In order to keep the alcoholic from driving drunk, I get the alcohol. I do it because I want to prevent Riley from causing an accident that may injure an innocent bystander. He refuses to go to the hospital for detox – he’s been there many times. In fact, I would be hard pressed to find a hospital or detox center that would admit him to treatment. I have no choice but to continue to supply the alcohol. Detoxing after many attempts and many years of continual drinking is extremely dangerous and should never be attempted without medical assistance. Riley’s at end-stage. I understand that any attempts to obtain sobriety are futile.
End-stage caretakers provide the basic needs to the alcoholic. At this stage, he is not mentally or physically able to care for his own basic needs. For me, it’s the humane thing to do. Providing shelter and food, and preventing him from driving, keeps him out of harms way – except for the harm he is doing to himself. I feel that I’m not so much caretaking Riley as I am protecting the rest of the world from his insanity.

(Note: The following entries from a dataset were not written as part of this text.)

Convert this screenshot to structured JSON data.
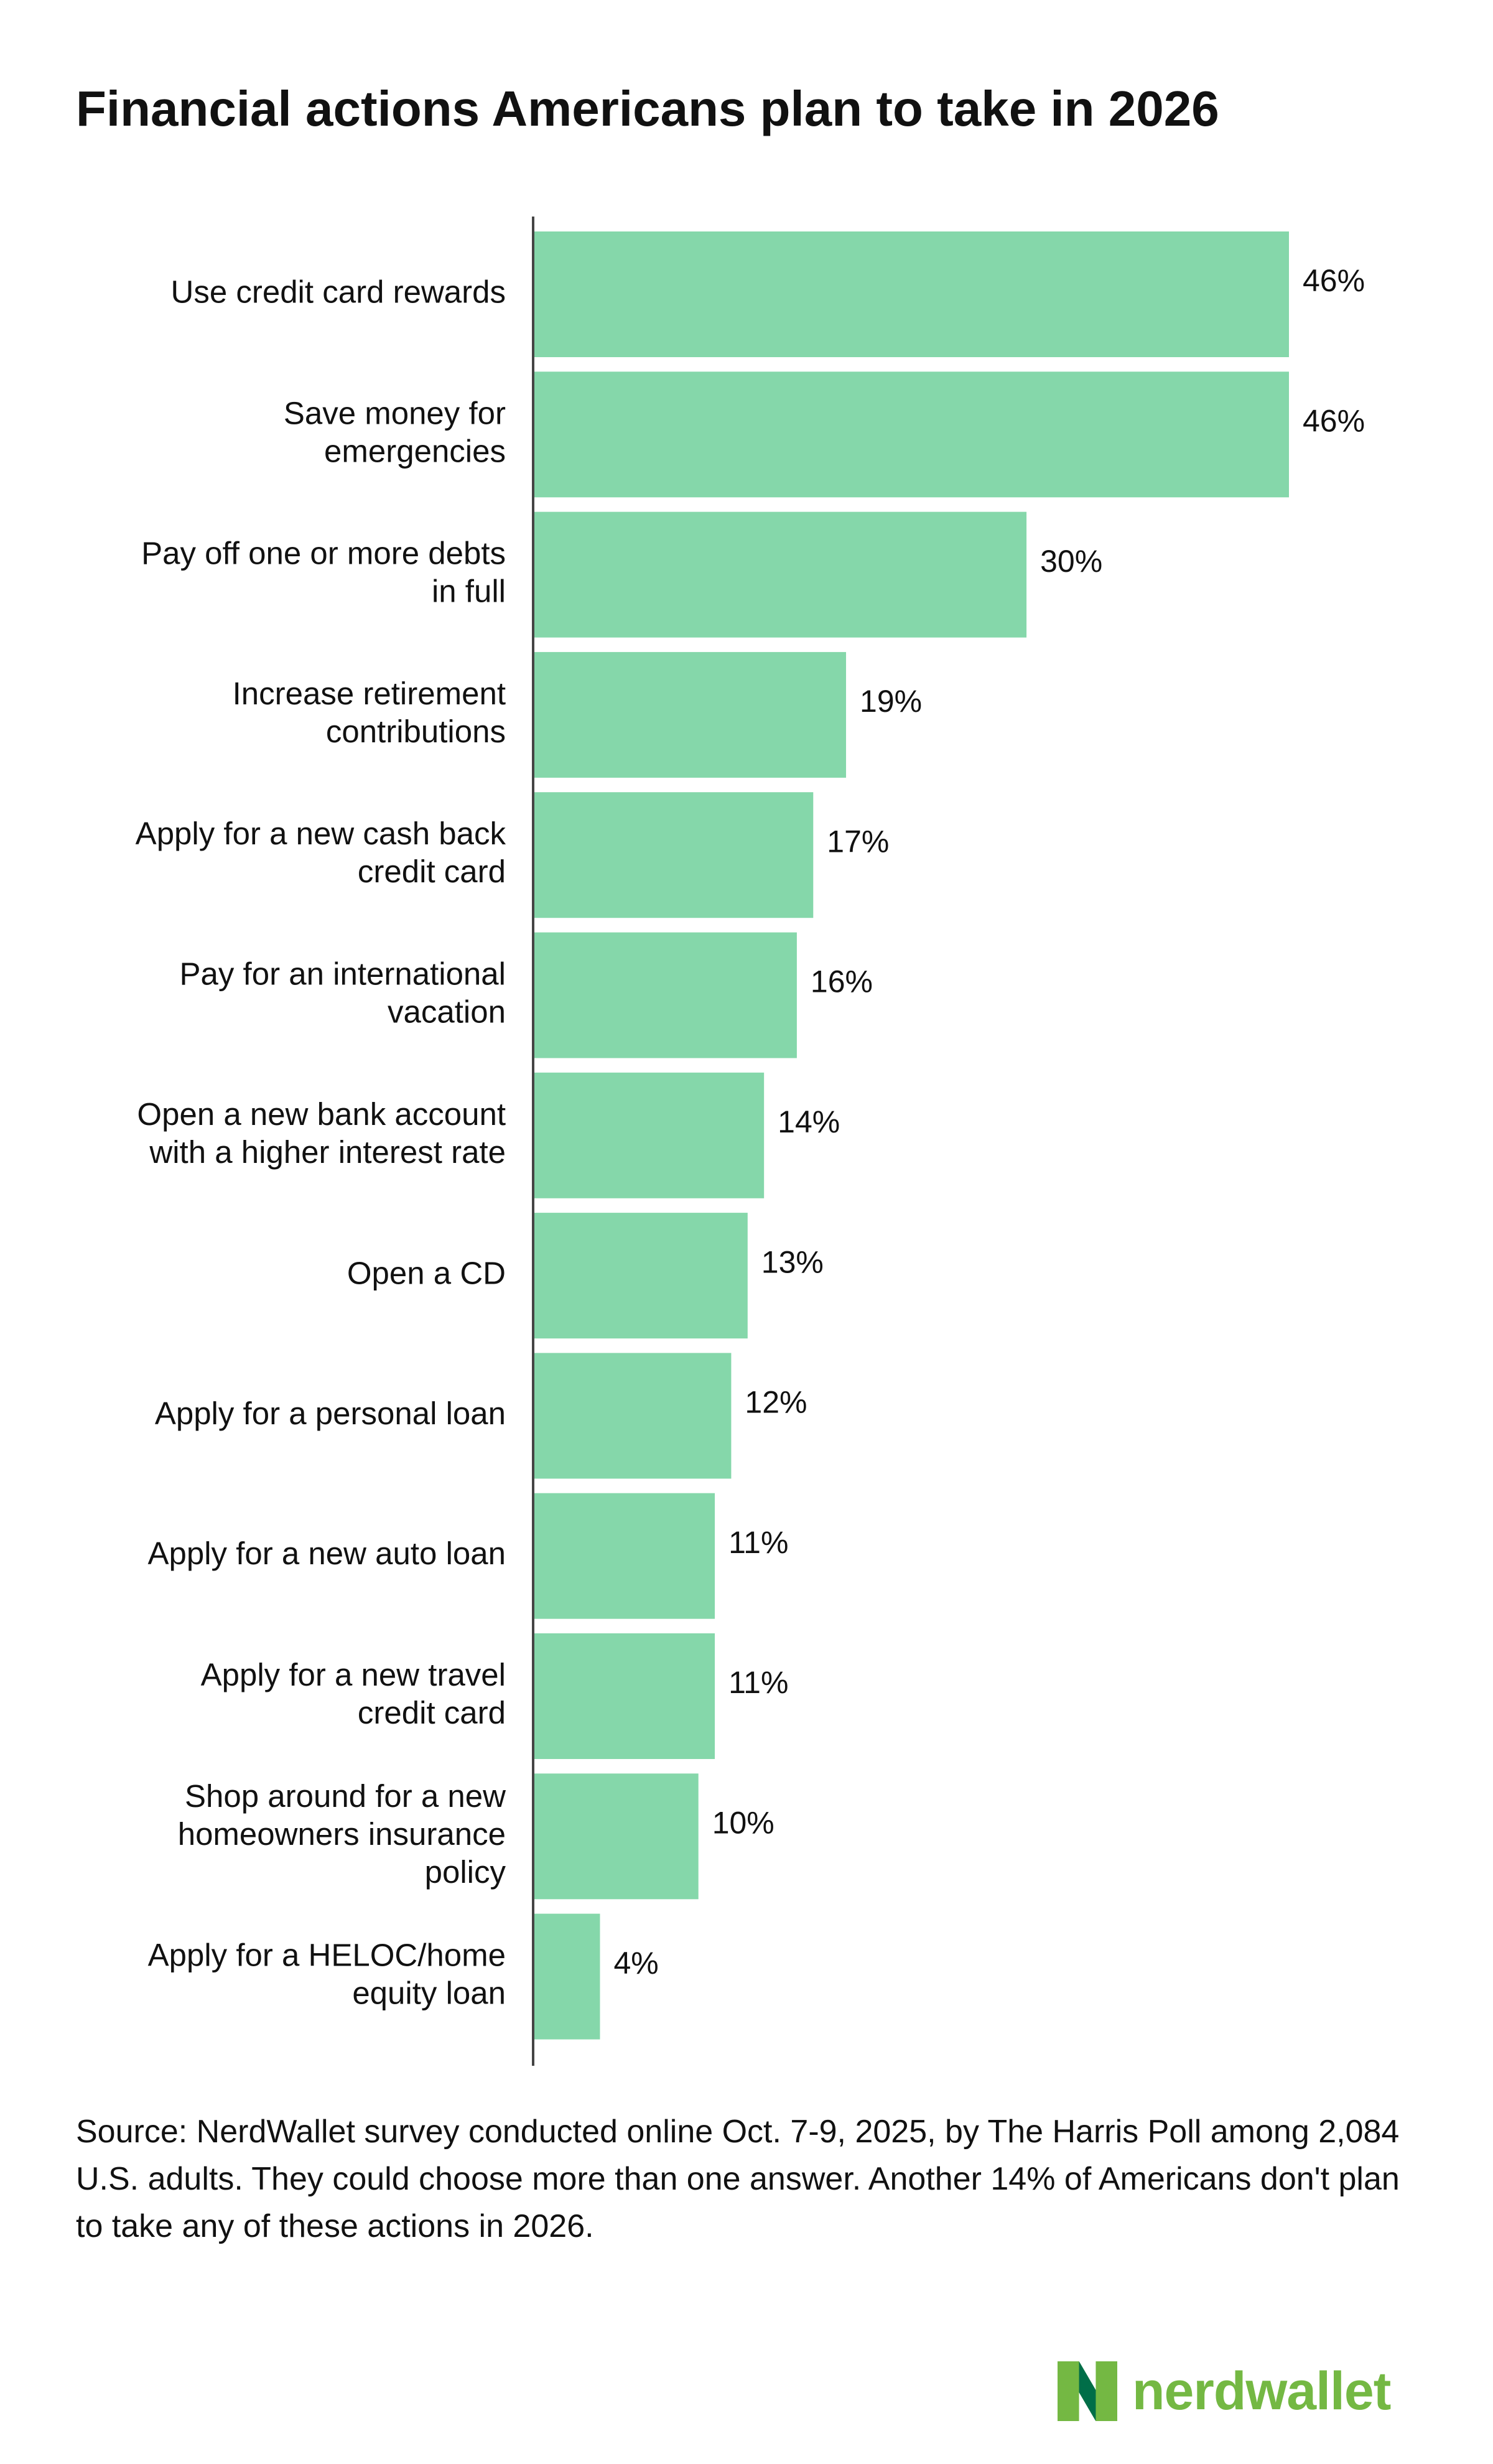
{
  "colors": {
    "bar": "#85d7aa",
    "axis": "#444444",
    "text": "#111111",
    "brand_green": "#74b843",
    "brand_dark": "#006e48"
  },
  "chart_data": {
    "type": "bar",
    "orientation": "horizontal",
    "title": "Financial actions Americans plan to take in 2026",
    "value_suffix": "%",
    "xlim": [
      0,
      46
    ],
    "grid": false,
    "categories": [
      [
        "Use credit card rewards"
      ],
      [
        "Save money for",
        "emergencies"
      ],
      [
        "Pay off one or more debts",
        "in full"
      ],
      [
        "Increase retirement",
        "contributions"
      ],
      [
        "Apply for a new cash back",
        "credit card"
      ],
      [
        "Pay for an international",
        "vacation"
      ],
      [
        "Open a new bank account",
        "with a higher interest rate"
      ],
      [
        "Open a CD"
      ],
      [
        "Apply for a personal loan"
      ],
      [
        "Apply for a new auto loan"
      ],
      [
        "Apply for a new travel",
        "credit card"
      ],
      [
        "Shop around for a new",
        "homeowners insurance",
        "policy"
      ],
      [
        "Apply for a HELOC/home",
        "equity loan"
      ]
    ],
    "values": [
      46,
      46,
      30,
      19,
      17,
      16,
      14,
      13,
      12,
      11,
      11,
      10,
      4
    ],
    "labels": [
      "46%",
      "46%",
      "30%",
      "19%",
      "17%",
      "16%",
      "14%",
      "13%",
      "12%",
      "11%",
      "11%",
      "10%",
      "4%"
    ]
  },
  "footer": {
    "source": "Source: NerdWallet survey conducted online Oct. 7-9, 2025, by The Harris Poll among 2,084 U.S. adults. They could choose more than one answer. Another 14% of Americans don't plan to take any of these actions in 2026."
  },
  "logo": {
    "wordmark": "nerdwallet",
    "icon": "nerdwallet-n-icon"
  }
}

In my case, I knew Riley would be completely dependent on me when I agreed to take him in. But, for many caretakers, it happens while they are not looking. Everything will be going along in the same normally chaotic manner and then something will happen and they will discover that the alcoholic is end-stage. Sometimes end-stage sneaks up on the non-alcoholic and they find themselves having to make a decision about what to do.
I made my decision. For me it was clear-cut. I feel no satisfaction in having power over Riley’s actions. In reality, I only have power over how I let his alcoholism affect ME. I don’t believe I’m co-dependent because I gain nothing by him staying drunk. It would be wonderful if he would manage to get sober and stay sober, thereby moving out of my house.
I am his caretaker. I provide a soft place for him to die because that is his choice. Alcohol is a terminal illness with only one prescription for survival – sobriety. Riley doesn’t want the fill that prescription.
Am I an enabler? Absolutely. I enable him to maintain his choice of not filling his prescription for survival. If he ever changes his mind – I’ll enable him by supporting his quest to find a way out of this craziness.